Consequently, with the clause #pragma omp parallel for num_threads
all threads will be performing the parallel work (i.e., computing the iterations of the loop), which is something that you do not want. To get around this, you can implement part of the functionality of
`#pragma omp parallel for num_threads`
since, explicitly using the aforementioned clause will make the compiler automatically divide the iterations of the loop among the threads in the team, including the master thread of that team. The code would look the following:
# pragma omp parallel num_threads(thread_count) shared(a, n, number)
{
int thread_id = omp_get_thread_num();
int total_threads = omp_get_num_threads();
if(thread_id != 0) // all threads but the master thread
{
thread_id--; // shift all the ids
total_threads = total_threads - 1;
for(long i = thread_id ; i < n; i += total_threads) {
// do a task, such as:
a[i] = a[i] * number;
}
}
}
First, we ensure that all threads except the master (i.e., if(thread_id != 0)
) execute the loop to be parallelized, then we divided the iterations of the loop among the remaining threads (i.e.,
for(int i = thread_id ; i < n; i += total_threads)
). I have chosen a static distribution of chunk=1, you can choose a different one, but you will have to adapt the loop accordingly.
Now you just need to add the logic to:
Now, what would be a way to check from the master thread whether the
other threads are still running, and do some incrementing if they are?

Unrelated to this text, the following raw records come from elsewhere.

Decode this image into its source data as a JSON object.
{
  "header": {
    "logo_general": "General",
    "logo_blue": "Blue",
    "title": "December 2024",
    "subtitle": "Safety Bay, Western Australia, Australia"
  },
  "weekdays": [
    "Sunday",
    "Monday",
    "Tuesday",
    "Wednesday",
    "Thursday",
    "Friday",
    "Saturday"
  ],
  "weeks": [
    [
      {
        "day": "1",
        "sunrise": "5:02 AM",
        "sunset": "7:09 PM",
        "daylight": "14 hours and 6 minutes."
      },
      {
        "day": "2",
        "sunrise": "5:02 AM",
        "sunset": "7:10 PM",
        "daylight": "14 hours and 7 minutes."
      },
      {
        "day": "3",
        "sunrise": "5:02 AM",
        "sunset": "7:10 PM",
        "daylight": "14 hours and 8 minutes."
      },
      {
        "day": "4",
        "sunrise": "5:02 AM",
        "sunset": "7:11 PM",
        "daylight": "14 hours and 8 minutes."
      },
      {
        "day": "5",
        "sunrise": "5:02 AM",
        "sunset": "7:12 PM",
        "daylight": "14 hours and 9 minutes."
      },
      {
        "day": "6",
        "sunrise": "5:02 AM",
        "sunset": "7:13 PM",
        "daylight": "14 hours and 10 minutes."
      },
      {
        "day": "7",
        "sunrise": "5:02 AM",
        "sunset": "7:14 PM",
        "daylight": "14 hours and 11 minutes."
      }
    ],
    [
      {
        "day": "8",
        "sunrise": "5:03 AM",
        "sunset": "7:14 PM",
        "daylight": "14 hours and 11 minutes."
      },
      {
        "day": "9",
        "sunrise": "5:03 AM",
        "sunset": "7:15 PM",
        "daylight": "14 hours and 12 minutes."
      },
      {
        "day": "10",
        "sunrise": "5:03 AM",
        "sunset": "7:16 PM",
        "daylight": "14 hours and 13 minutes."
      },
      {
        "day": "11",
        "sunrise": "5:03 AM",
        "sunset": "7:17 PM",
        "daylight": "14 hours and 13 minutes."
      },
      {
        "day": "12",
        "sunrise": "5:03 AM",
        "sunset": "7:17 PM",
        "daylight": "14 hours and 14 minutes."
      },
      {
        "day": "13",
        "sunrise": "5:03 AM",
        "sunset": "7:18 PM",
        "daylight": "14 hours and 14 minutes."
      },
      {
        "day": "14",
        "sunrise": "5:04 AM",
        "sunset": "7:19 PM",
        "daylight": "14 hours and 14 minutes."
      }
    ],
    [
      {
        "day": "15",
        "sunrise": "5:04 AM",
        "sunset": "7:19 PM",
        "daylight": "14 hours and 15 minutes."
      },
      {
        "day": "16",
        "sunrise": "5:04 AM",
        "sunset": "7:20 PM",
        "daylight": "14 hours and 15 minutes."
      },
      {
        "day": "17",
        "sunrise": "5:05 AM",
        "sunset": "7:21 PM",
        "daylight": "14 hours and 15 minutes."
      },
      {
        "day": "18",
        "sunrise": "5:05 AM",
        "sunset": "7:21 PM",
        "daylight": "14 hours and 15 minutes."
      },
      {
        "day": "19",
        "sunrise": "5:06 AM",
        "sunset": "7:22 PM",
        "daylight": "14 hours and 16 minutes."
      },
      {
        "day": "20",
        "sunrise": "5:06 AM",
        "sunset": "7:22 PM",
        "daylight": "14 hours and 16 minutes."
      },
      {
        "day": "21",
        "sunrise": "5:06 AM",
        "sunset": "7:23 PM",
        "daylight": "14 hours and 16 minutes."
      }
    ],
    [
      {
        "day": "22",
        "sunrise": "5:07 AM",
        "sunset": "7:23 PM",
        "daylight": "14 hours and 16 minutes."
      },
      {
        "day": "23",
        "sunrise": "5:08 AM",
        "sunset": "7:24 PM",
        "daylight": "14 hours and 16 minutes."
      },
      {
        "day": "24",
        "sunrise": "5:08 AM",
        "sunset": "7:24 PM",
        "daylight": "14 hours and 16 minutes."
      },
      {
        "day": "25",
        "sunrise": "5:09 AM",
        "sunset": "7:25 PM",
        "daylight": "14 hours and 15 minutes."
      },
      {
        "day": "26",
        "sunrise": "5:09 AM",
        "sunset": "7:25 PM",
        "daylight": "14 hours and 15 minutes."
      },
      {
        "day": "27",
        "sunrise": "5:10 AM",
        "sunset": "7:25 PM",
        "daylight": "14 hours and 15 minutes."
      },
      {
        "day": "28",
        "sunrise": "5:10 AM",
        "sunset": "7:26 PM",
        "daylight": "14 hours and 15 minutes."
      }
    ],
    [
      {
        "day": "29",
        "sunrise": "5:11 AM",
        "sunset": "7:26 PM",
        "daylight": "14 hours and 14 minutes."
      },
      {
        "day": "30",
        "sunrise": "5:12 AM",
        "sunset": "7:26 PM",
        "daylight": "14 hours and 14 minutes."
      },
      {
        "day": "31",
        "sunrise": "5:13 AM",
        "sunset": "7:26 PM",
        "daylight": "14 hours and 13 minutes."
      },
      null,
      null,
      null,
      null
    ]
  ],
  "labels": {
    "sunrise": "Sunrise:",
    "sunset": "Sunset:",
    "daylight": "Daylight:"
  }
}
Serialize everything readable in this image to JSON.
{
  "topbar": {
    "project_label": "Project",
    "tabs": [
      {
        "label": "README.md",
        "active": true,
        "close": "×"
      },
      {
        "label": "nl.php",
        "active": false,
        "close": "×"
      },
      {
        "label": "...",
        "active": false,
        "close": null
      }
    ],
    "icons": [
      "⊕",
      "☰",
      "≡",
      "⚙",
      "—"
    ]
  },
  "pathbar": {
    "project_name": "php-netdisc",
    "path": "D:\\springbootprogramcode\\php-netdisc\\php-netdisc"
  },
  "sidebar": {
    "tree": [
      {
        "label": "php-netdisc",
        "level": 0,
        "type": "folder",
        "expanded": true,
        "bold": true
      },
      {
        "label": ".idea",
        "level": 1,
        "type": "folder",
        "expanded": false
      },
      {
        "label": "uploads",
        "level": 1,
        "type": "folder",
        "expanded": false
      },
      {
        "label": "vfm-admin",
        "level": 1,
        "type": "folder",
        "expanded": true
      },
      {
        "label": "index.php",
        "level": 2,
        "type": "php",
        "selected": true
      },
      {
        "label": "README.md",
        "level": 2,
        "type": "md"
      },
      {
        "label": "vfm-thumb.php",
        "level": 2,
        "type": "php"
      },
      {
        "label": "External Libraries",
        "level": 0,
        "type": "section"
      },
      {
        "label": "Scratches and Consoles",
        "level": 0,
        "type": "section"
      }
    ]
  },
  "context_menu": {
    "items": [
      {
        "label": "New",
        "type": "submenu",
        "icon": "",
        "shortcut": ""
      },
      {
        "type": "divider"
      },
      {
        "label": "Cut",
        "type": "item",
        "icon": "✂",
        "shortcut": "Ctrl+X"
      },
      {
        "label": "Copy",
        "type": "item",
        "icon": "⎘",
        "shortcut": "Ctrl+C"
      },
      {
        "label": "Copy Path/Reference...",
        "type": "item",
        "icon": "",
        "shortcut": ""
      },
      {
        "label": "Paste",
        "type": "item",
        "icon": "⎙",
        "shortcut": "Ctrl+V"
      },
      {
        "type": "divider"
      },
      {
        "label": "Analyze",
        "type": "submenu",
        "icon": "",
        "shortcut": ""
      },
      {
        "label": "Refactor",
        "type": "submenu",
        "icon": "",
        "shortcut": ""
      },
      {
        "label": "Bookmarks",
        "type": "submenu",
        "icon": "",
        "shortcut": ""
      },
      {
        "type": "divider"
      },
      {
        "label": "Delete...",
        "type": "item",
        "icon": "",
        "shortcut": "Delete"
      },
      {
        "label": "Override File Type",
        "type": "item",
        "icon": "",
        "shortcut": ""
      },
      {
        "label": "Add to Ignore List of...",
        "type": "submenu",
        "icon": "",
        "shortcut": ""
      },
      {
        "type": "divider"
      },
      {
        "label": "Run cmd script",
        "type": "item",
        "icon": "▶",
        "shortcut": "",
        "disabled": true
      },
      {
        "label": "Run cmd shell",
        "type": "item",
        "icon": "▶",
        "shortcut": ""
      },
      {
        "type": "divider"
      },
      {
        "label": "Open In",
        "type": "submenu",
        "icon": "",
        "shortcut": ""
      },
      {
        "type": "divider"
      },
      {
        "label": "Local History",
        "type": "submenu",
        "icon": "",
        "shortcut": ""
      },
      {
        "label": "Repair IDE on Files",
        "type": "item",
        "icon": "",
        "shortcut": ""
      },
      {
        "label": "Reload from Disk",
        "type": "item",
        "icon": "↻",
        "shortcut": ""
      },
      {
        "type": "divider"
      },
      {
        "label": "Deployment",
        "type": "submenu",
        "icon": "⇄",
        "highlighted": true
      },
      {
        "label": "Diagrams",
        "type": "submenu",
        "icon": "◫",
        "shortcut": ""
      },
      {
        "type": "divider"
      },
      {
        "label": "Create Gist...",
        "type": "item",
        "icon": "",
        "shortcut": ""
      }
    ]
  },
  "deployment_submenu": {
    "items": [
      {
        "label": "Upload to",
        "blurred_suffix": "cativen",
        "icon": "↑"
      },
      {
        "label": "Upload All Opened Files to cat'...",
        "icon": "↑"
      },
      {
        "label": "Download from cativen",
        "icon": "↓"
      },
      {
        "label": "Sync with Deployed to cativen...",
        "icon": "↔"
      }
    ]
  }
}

So that I do not give away too much I will add the pseudocode that you will have to covert to real code to make it work:
// declare two shared variable
// 1) to count the number of threads that have finished working count_thread_finished
# pragma omp parallel num_threads(thread_count) shared(a, n, number)
{
int thread_id = omp_get_thread_num();
int total_threads = omp_get_num_threads();
if(thread_id != 0) // all threads but the master thread
{
thread_id--; // shift all the ids
total_threads = total_threads - 1;
for(long i = thread_id ; i < n; i += total_threads) {
// do a task, such as:
a[i] = a[i] * number;
}
// count_thread_finished++
}
else{ // the master thread
while(count_thread_finished != total_threads -1){
// wait for a while....
}
}
}
Bear in mind, however, that since the variable count_thread_finished
is shared among threads, you will need to ensure mutual exclusion (e.g., using omp atomic) on its updates, otherwise you will have a race-condition. This should give you enough to keep going.
Btw: schedule(static, n/thread_count)
is mostly not needed since by default most OpenMP implementations already divide the iterations of the loop (among the threads) as continuous chunks.